グローバル化の一方で、IS国の破壊行為などを見ると、全体としてバタイユの「過剰生産→蕩尽(破壊)」はとてもよく当てはまっているように思う。
人類学者の川田順三は、人類学という学問について、「歪ん」でしまった人間の、「原型」を追及する学問とした。
人間は、元来しきたりや習俗といった人々が共通にもち、半ば「意識されず」に従う行動様式が人を人たらしめる要素であった。
ところが「善悪の木」を食べた人間は「エデンの園」から追われ(失楽園)、失ったものを取り戻すかのように「過剰」にものを作り出した。
つまり、人間の抑えがたい宿業とは、人間は生きるに「必要以上」のものを作り出し、それがゆえに争いを招いて、自らを滅ぼそうとしている存在なのかもしれない。
自然界の摂理は、与えられた環境に対して「過剰」なものは常に滅びていくからだ。
川田氏が5年以上も前に西アフリカで研究を始めた頃、文字を知らない現地人と暮らすうち、コミュニケーションが多様で豊かなことを知り、この人々は「文字を必要としなかった」のではないかと思うようになった。
そして、文字に頼りきった現代人が忘れているものを思い知らされたと、一つの思い出を紹介している。
農閑期の夜、熾き火(おきび)を囲み、子供達がお話を皆に聞かせるときの喜びの表情と声の美しさを忘れることができないという。

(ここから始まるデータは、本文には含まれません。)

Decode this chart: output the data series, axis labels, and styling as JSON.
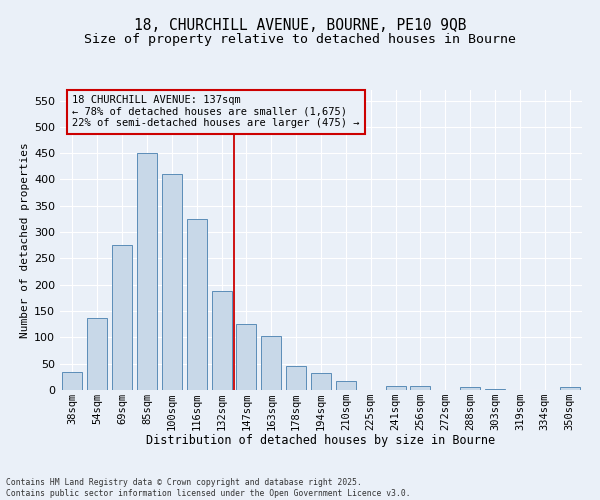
{
  "title": "18, CHURCHILL AVENUE, BOURNE, PE10 9QB",
  "subtitle": "Size of property relative to detached houses in Bourne",
  "xlabel": "Distribution of detached houses by size in Bourne",
  "ylabel": "Number of detached properties",
  "categories": [
    "38sqm",
    "54sqm",
    "69sqm",
    "85sqm",
    "100sqm",
    "116sqm",
    "132sqm",
    "147sqm",
    "163sqm",
    "178sqm",
    "194sqm",
    "210sqm",
    "225sqm",
    "241sqm",
    "256sqm",
    "272sqm",
    "288sqm",
    "303sqm",
    "319sqm",
    "334sqm",
    "350sqm"
  ],
  "values": [
    35,
    137,
    275,
    450,
    410,
    325,
    188,
    125,
    102,
    45,
    33,
    18,
    0,
    7,
    8,
    0,
    5,
    2,
    0,
    0,
    5
  ],
  "bar_color": "#c8d8e8",
  "bar_edge_color": "#5b8db8",
  "vline_x": 6.5,
  "vline_color": "#cc0000",
  "annotation_text": "18 CHURCHILL AVENUE: 137sqm\n← 78% of detached houses are smaller (1,675)\n22% of semi-detached houses are larger (475) →",
  "annotation_box_color": "#cc0000",
  "ylim": [
    0,
    570
  ],
  "yticks": [
    0,
    50,
    100,
    150,
    200,
    250,
    300,
    350,
    400,
    450,
    500,
    550
  ],
  "background_color": "#eaf0f8",
  "grid_color": "#ffffff",
  "footer": "Contains HM Land Registry data © Crown copyright and database right 2025.\nContains public sector information licensed under the Open Government Licence v3.0.",
  "title_fontsize": 10.5,
  "subtitle_fontsize": 9.5,
  "xlabel_fontsize": 8.5,
  "ylabel_fontsize": 8.0,
  "tick_fontsize": 7.5,
  "ytick_fontsize": 8.0,
  "annotation_fontsize": 7.5,
  "footer_fontsize": 5.8
}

昼間は大人にこき使われていた子供達の、どこからこんな傑作な話が出てくるのか、文字教育で画一化されていない「アナーキーの声の輝き」とよんだ。
録音して日本に持ち帰り皆に聞かせたら、皆声の美しさに驚き、その伝える喜びや躍動に、人間が「文字」の世界に支配されるにつれ、こうした声や表情を失ったのかもしれないと思うようになったという。
さてバタイユの思想に啓発を受けた人類学者の栗本慎一郎は、金銭・性行動・法律・道徳や戦争までを「パンツ」という比喩で表わし、人間を「パンツをはいたサル」と表現した。
とするならば、文字でさえも栗本氏のいうところの「パンツ」、聖書でいう「イチジクの葉」といえるかもしれない。
そして重要なことは、人間が生きるに必要なだけの食糧や金で生きられる存在ならば、きっと核兵器をもつことも、遺伝子を操作することも、スマホで空しい時間を過ごすことも、人間の能力を超える人工頭脳を制作することもなかったに違いない。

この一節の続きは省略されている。